16 thoughts on “Neighbor files petition against Neighborhood Plan update process”

  1. I just read Frederica’s appeal. I had been wondering if there were any studies done on predicted future population growth of our area to see if there was any need to increase building height zoning. It sounds like there has been and the current zoning heights would be sufficient.

    I would hope that if new buildings do go in for mixed income residential opportunities, that they would also consider the same for the rent paid by business owners. I wouldn’t want a local business owner to be told they could lease a new space, have to relocate their business outside of the neighborhood to only find out that they couldn’t even afford the leases in the new buildings.

    Finally, a large tunnel has now been dug underground for the lightrail. People are talking about underground parking for these new buildings and very tall/heavy structures to be above them. I would hope that significant soil studies are conducted as I have read about sink holes already occurring in peoples’ yards.

  2. I wish this appeal hadn’t been filed. Beacon Hill seems to only be represented by people who take a reflexive oppositional stance to any plan coming from the city. As someone who believes that increased density would be positive for people who live in the neighborhood, for local small businesses, for the Puget Sound region, and for the planet, I wish there was a “yes, in my backyard” group. Antagonism isn’t getting us any neighborhood development grants to help the business district.

  3. I think that everyone essentially wants the same thing. To have a nice livable Beacon Hill. But the problem is that when you start asking specifics then you realize that everyone has a different idea of what that means.

    I would love to hear from Frederica and although I might not agree with her, I’m happy that she cares for our neighborhood enough to put herself out there and I want to hear her thoughts.

  4. Brook, What the heck are you talking about? Do you attend meetings? Quit taking pot shots and write your own darn grants. What? That doesn’t even make sense. Grants aren’t approved/disapproved because of this. What are you talking about?

    Read my response to Melissa’s article.

  5. Joel, Freddy doesn’t need to answer to us to act as a concerned citizen.

    Folks, I’d encourage everyone to read her comments via the above link. She’s pretty clear about what her thoughts are. And then consider the time it must have taken for her to put that together.
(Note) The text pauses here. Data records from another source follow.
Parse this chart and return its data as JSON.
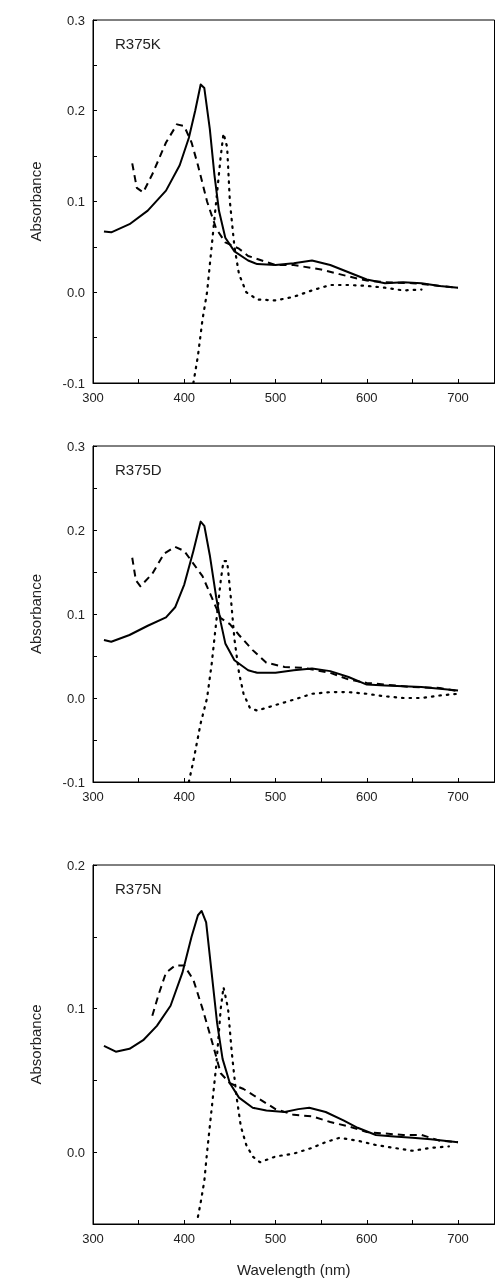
{
  "chart_data": [
    {
      "type": "line",
      "ylabel": "Absorbance",
      "annotations": [
        "R375K"
      ],
      "xlim": [
        300,
        740
      ],
      "ylim": [
        -0.1,
        0.3
      ],
      "xticks": [
        300,
        {
          "value": 350,
          "label": null
        },
        400,
        {
          "value": 450,
          "label": null
        },
        500,
        {
          "value": 550,
          "label": null
        },
        600,
        {
          "value": 650,
          "label": null
        },
        700
      ],
      "yticks": [
        {
          "value": -0.1,
          "label": "-0.1"
        },
        {
          "value": -0.05,
          "label": null
        },
        {
          "value": 0,
          "label": "0.0"
        },
        {
          "value": 0.05,
          "label": null
        },
        {
          "value": 0.1,
          "label": "0.1"
        },
        {
          "value": 0.15,
          "label": null
        },
        {
          "value": 0.2,
          "label": "0.2"
        },
        {
          "value": 0.25,
          "label": null
        },
        {
          "value": 0.3,
          "label": "0.3"
        }
      ],
      "marker": "none",
      "series": [
        {
          "color": "#000000",
          "line_style": "solid",
          "x": [
            312,
            320,
            340,
            360,
            380,
            395,
            405,
            412,
            418,
            422,
            428,
            433,
            438,
            445,
            455,
            470,
            480,
            500,
            520,
            540,
            560,
            580,
            600,
            620,
            640,
            660,
            680,
            700
          ],
          "values": [
            0.067,
            0.066,
            0.075,
            0.09,
            0.112,
            0.14,
            0.17,
            0.2,
            0.229,
            0.225,
            0.18,
            0.13,
            0.09,
            0.06,
            0.045,
            0.035,
            0.031,
            0.03,
            0.032,
            0.035,
            0.03,
            0.022,
            0.014,
            0.01,
            0.011,
            0.01,
            0.007,
            0.005
          ]
        },
        {
          "color": "#000000",
          "line_style": "dashed",
          "x": [
            343,
            348,
            355,
            365,
            380,
            392,
            400,
            408,
            415,
            425,
            435,
            445,
            460,
            470,
            485,
            500,
            520,
            550,
            570,
            590,
            600,
            620,
            650,
            680,
            700
          ],
          "values": [
            0.142,
            0.115,
            0.11,
            0.13,
            0.165,
            0.185,
            0.183,
            0.165,
            0.14,
            0.1,
            0.07,
            0.055,
            0.048,
            0.04,
            0.035,
            0.03,
            0.03,
            0.025,
            0.02,
            0.015,
            0.013,
            0.011,
            0.01,
            0.007,
            0.005
          ]
        },
        {
          "color": "#000000",
          "line_style": "dotted",
          "x": [
            410,
            415,
            420,
            425,
            430,
            435,
            440,
            443,
            447,
            450,
            455,
            460,
            468,
            480,
            500,
            520,
            540,
            560,
            580,
            600,
            620,
            640,
            660
          ],
          "values": [
            -0.1,
            -0.07,
            -0.03,
            0.0,
            0.05,
            0.1,
            0.15,
            0.175,
            0.16,
            0.1,
            0.05,
            0.02,
            0.0,
            -0.008,
            -0.009,
            -0.005,
            0.002,
            0.008,
            0.008,
            0.007,
            0.005,
            0.002,
            0.003
          ]
        }
      ]
    },
    {
      "type": "line",
      "ylabel": "Absorbance",
      "annotations": [
        "R375D"
      ],
      "xlim": [
        300,
        740
      ],
      "ylim": [
        -0.1,
        0.3
      ],
      "xticks": [
        300,
        {
          "value": 350,
          "label": null
        },
        400,
        {
          "value": 450,
          "label": null
        },
        500,
        {
          "value": 550,
          "label": null
        },
        600,
        {
          "value": 650,
          "label": null
        },
        700
      ],
      "yticks": [
        {
          "value": -0.1,
          "label": "-0.1"
        },
        {
          "value": -0.05,
          "label": null
        },
        {
          "value": 0,
          "label": "0.0"
        },
        {
          "value": 0.05,
          "label": null
        },
        {
          "value": 0.1,
          "label": "0.1"
        },
        {
          "value": 0.15,
          "label": null
        },
        {
          "value": 0.2,
          "label": "0.2"
        },
        {
          "value": 0.25,
          "label": null
        },
        {
          "value": 0.3,
          "label": "0.3"
        }
      ],
      "marker": "none",
      "series": [
        {
          "color": "#000000",
          "line_style": "solid",
          "x": [
            312,
            320,
            340,
            360,
            380,
            390,
            400,
            410,
            418,
            422,
            428,
            435,
            440,
            445,
            455,
            470,
            480,
            500,
            520,
            540,
            560,
            580,
            600,
            620,
            640,
            660,
            680,
            700
          ],
          "values": [
            0.069,
            0.067,
            0.075,
            0.086,
            0.096,
            0.108,
            0.135,
            0.175,
            0.21,
            0.205,
            0.17,
            0.12,
            0.09,
            0.065,
            0.045,
            0.033,
            0.03,
            0.03,
            0.033,
            0.035,
            0.032,
            0.025,
            0.016,
            0.015,
            0.014,
            0.013,
            0.011,
            0.009
          ]
        },
        {
          "color": "#000000",
          "line_style": "dashed",
          "x": [
            343,
            347,
            352,
            365,
            378,
            390,
            400,
            410,
            420,
            430,
            440,
            450,
            460,
            475,
            490,
            510,
            530,
            560,
            580,
            600,
            620,
            650,
            680,
            700
          ],
          "values": [
            0.167,
            0.14,
            0.133,
            0.148,
            0.172,
            0.18,
            0.175,
            0.16,
            0.145,
            0.12,
            0.095,
            0.088,
            0.075,
            0.057,
            0.042,
            0.037,
            0.036,
            0.03,
            0.022,
            0.018,
            0.016,
            0.013,
            0.012,
            0.008
          ]
        },
        {
          "color": "#000000",
          "line_style": "dotted",
          "x": [
            405,
            410,
            418,
            425,
            430,
            435,
            440,
            443,
            447,
            451,
            455,
            460,
            465,
            472,
            480,
            495,
            520,
            540,
            560,
            580,
            600,
            620,
            640,
            660,
            680,
            700
          ],
          "values": [
            -0.1,
            -0.075,
            -0.03,
            0.0,
            0.04,
            0.09,
            0.14,
            0.163,
            0.163,
            0.12,
            0.07,
            0.03,
            0.005,
            -0.012,
            -0.015,
            -0.01,
            -0.002,
            0.005,
            0.007,
            0.007,
            0.005,
            0.002,
            0.0,
            0.0,
            0.003,
            0.005
          ]
        }
      ]
    },
    {
      "type": "line",
      "xlabel": "Wavelength (nm)",
      "ylabel": "Absorbance",
      "annotations": [
        "R375N"
      ],
      "xlim": [
        300,
        740
      ],
      "ylim": [
        -0.05,
        0.2
      ],
      "xticks": [
        300,
        {
          "value": 350,
          "label": null
        },
        400,
        {
          "value": 450,
          "label": null
        },
        500,
        {
          "value": 550,
          "label": null
        },
        600,
        {
          "value": 650,
          "label": null
        },
        700
      ],
      "yticks": [
        {
          "value": 0,
          "label": "0.0"
        },
        {
          "value": 0.05,
          "label": null
        },
        {
          "value": 0.1,
          "label": "0.1"
        },
        {
          "value": 0.15,
          "label": null
        },
        {
          "value": 0.2,
          "label": "0.2"
        }
      ],
      "marker": "none",
      "series": [
        {
          "color": "#000000",
          "line_style": "solid",
          "x": [
            312,
            325,
            340,
            355,
            370,
            385,
            398,
            408,
            415,
            419,
            424,
            430,
            436,
            442,
            450,
            460,
            475,
            490,
            510,
            525,
            537,
            555,
            575,
            590,
            610,
            630,
            650,
            670,
            700
          ],
          "values": [
            0.074,
            0.07,
            0.072,
            0.078,
            0.088,
            0.102,
            0.125,
            0.15,
            0.165,
            0.168,
            0.16,
            0.125,
            0.09,
            0.065,
            0.048,
            0.038,
            0.031,
            0.029,
            0.028,
            0.03,
            0.031,
            0.028,
            0.022,
            0.017,
            0.012,
            0.011,
            0.01,
            0.009,
            0.007
          ]
        },
        {
          "color": "#000000",
          "line_style": "dashed",
          "x": [
            365,
            372,
            380,
            390,
            400,
            410,
            420,
            430,
            440,
            450,
            465,
            480,
            500,
            520,
            540,
            560,
            580,
            600,
            620,
            640,
            660,
            680,
            700
          ],
          "values": [
            0.095,
            0.11,
            0.125,
            0.13,
            0.13,
            0.12,
            0.1,
            0.078,
            0.055,
            0.048,
            0.044,
            0.038,
            0.03,
            0.026,
            0.025,
            0.021,
            0.018,
            0.014,
            0.013,
            0.012,
            0.012,
            0.008,
            0.007
          ]
        },
        {
          "color": "#000000",
          "line_style": "dotted",
          "x": [
            415,
            418,
            422,
            425,
            430,
            435,
            440,
            443,
            448,
            452,
            457,
            462,
            468,
            475,
            483,
            500,
            520,
            540,
            555,
            570,
            590,
            610,
            630,
            650,
            670,
            690
          ],
          "values": [
            -0.045,
            -0.035,
            -0.02,
            0.0,
            0.03,
            0.06,
            0.1,
            0.115,
            0.1,
            0.07,
            0.04,
            0.018,
            0.005,
            -0.003,
            -0.007,
            -0.003,
            -0.001,
            0.003,
            0.007,
            0.01,
            0.008,
            0.005,
            0.003,
            0.001,
            0.003,
            0.004
          ]
        }
      ]
    }
  ]
}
Kudos to her.

  6. Meetings aren’t the only way for people to express their opinion. Commenting here on the blog is another. Some folks do both. (Though, of course, DPD doesn’t pay attention to these blog comments, as far as I know.) 🙂

    I encourage everyone to keep posting, no matter which side you may fall on in this discussion.

  7. Adam, if I’m taking pot shots at anyone, it’s at the Beacon Hill business owners and commercial property owners who haven’t kept a neighborhood Chamber of Commerce (or any similar group) going to represent their interests. Other neighborhoods have multiple groups representing multiple points of view to the city. Beacon Hill does not.

  8. Brook, reacting to what you’d written not what you are thinking. Thanks for clarifying.

  9. Could someone please post a link to the DNS documentation? I can’t seem to find it. I am a bit confused about the approval process for the plan. I understood the DNS to be simply a part of the SEPA process, not the actual approval of the plan. I could see how nulifying the DNS would stall the process by requiring further SEPA review, but would it really open the plan development process back up for further review or addition?

  10. WAKE UP AND SMELL THE COFFEE PEOPLE! Appeals are part of the process in a democracy. If the Plan included a Wal-Mart, I’m sure many of us would be filing appeals. People are naive to think this dream urban village is going to happen during a major recession, anyway. NOW is a good opportunity to let the objections play out while making sure the redevelopment plan is everything we want it to be.